La revolución tecnológica, empero, con sus afanes democratizadores y sincréticos, y envuelta entre ellos la ambición de convertir lo global en una verdad incontrovertible, nos alejó lenta y pausadamente de hábitos que en nada afectaban el desarrollo de nuestra especie. Para comprobarlo, basta con viajar en avión.
Desde hace algunos años, las aerolíneas comerciales se esmeran en ofrecer la mejor experiencia posible a sus pasajeros. Comida gourmet, orgánica, asientos más confortables (aunque en los hechos no lo sean), un enorme carrusel de películas, series de televisión, videojuegos, bebidas alcohólicas de renombre, tripulaciones políglotas y, en algunos casos, como extraídas de alguna pasarela en Milán o de alguna cinta manufacturada en Hollywood.
Todo ello, ya se ha dicho, a partir de la premisa de ofertar la más extraordinaria experiencia a bordo. Y si no se consigue porque los hábitos y los gustos de los pasajeros van más allá del menú existente, la incorporación de conexiones electrónicas, puertos USB y tecnología Wifi, permiten a los usuarios hacer uso de sus propios dispositivos y consumir el menú que les venga en gana.
Sin embargo, el espectáculo más grande que puede ofrecer un viaje en avión no está presente en el menú de servicios de las aerolíneas, tampoco en el gusto de los nuevos viajeros, y si bien no está prohibido, se ha convertido en un acto de mal gusto, tan ofensivo como lo sería encender un puro en la cabina de primera clase de un Airbus A380 de Air France.
El año 1999, el fotógrafo francés Yann Arthus-Bertrand publicó un libro llamado La Terre vue du ciel que con el paso de los años se convertiría en un best-sellermundial. Llanamente consistía en una serie de imágenes de distintos lugares del mundo, tomadas todas ellas desde un helicóptero. Años más tarde, la idea de Arthus-Bertrand devendría en un documental dirigido por el también francés Renaud Delourme, en el que el concepto se mantendría inalterable: imágenes de la Tierra vista desde el cielo.
Libro y documental han caído en desuso.
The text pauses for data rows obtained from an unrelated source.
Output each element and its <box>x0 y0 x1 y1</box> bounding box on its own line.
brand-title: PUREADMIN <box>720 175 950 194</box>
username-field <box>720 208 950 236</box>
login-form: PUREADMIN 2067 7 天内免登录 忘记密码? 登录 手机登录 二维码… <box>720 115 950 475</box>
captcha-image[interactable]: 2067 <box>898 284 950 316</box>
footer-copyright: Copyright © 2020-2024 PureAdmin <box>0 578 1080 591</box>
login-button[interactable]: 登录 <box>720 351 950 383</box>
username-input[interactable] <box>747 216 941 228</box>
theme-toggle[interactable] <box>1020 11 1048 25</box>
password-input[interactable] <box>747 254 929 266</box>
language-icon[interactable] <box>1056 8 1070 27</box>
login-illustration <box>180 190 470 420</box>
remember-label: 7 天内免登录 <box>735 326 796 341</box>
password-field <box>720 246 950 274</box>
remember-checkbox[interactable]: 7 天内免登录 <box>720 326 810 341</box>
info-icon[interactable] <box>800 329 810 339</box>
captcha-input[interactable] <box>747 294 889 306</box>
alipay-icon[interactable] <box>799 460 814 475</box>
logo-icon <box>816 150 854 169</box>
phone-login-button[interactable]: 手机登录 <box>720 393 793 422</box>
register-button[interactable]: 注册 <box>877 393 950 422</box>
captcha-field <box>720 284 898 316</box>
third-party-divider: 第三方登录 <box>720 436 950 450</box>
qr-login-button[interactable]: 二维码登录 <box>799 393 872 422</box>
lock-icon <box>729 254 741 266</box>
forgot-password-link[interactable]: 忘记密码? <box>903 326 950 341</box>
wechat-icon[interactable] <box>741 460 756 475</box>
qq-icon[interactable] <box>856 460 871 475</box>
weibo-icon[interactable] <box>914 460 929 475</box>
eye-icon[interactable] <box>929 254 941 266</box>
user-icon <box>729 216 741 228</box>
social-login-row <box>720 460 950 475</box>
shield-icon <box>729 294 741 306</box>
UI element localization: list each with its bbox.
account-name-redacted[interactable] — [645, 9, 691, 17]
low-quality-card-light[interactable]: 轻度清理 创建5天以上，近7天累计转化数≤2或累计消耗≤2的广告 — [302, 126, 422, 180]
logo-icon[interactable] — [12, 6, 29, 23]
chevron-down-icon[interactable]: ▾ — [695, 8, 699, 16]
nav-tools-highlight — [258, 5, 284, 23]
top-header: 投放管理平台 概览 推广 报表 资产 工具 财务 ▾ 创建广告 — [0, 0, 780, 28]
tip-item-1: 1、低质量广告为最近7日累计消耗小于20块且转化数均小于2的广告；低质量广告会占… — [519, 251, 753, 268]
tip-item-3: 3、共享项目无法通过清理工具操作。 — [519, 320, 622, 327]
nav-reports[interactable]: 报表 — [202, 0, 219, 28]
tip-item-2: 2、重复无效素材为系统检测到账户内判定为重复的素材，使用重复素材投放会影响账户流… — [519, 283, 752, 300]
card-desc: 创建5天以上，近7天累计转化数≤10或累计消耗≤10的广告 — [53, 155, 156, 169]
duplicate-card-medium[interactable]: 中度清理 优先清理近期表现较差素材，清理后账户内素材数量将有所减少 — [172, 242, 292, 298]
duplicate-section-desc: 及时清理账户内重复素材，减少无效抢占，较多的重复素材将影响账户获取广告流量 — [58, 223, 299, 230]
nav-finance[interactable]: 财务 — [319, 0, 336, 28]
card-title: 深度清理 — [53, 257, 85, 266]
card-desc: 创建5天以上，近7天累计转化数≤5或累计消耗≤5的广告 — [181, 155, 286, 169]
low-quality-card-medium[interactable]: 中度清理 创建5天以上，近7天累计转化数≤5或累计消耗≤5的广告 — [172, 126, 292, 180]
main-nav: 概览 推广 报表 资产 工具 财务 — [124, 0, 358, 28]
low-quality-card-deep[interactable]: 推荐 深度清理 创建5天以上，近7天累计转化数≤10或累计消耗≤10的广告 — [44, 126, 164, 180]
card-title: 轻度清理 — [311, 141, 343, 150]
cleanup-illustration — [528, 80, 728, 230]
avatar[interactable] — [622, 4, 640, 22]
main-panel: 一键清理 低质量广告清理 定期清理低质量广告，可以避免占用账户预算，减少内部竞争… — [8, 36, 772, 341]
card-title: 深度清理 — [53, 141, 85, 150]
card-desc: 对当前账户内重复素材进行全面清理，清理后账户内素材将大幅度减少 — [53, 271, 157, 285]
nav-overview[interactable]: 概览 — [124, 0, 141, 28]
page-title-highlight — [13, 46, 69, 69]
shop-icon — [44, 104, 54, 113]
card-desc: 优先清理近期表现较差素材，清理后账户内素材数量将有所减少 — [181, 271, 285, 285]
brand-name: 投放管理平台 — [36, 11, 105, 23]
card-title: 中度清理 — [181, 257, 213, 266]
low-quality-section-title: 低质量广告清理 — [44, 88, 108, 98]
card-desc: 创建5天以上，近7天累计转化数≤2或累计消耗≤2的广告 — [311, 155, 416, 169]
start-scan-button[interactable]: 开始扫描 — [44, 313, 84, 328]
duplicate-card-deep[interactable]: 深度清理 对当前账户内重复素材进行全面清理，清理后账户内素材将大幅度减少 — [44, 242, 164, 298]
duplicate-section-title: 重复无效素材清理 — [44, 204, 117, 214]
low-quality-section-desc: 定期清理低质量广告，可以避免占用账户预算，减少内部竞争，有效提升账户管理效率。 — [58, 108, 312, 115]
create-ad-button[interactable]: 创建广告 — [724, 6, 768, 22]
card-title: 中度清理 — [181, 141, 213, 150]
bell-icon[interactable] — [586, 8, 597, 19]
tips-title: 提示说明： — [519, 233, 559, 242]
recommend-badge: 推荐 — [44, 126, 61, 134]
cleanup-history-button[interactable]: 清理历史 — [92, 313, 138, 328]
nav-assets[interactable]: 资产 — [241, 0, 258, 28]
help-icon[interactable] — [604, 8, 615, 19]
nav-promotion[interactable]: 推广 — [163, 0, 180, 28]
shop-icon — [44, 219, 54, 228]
Y si bien aún es posible conseguir el primero en algunas librerías (mayormente de material viejo) y el segundo observarlo en alguna plataforma de contenidos por streaming, lo cierto es que el acto simple, ocioso e infantil de abrir las ventanillas de un avión para observar la Tierra desde una perspectiva diferente, hoy es una osadía rayana en el sacrilegio.
La Tierra, como afirmó Yuri Gagarin y repitió David Bowie, es azul. En un día claro, a 36,000 pies de altura, es posible contemplar su curvatura y, entre otras cosas, las regiones blancas que definen la cartografía de Groenlandia, Islandia y Canadá, o sus accidentes grises que de manera casi imposible se trastocan y transforman a un negro inverosímil y siniestro que no hace otra cosa que enfatizar su belleza. Es eso y también los improbables acantilados verde-marrón de Irlanda —como una pintura de Monet narrada y descrita por James Joyce—, o el azul turquesa del Mar Caribe en el que los conquistadores españoles hallaron el milagro accidental de un nuevo Mundo.
Pero no podremos comprobarlo a menos que cometamos el acto disruptor —hoy más disruptor que nunca— de correr la persiana de la ventanilla de un avión y permitir así el paso de una luz que, por más brillante que sea, no va a cegarnos.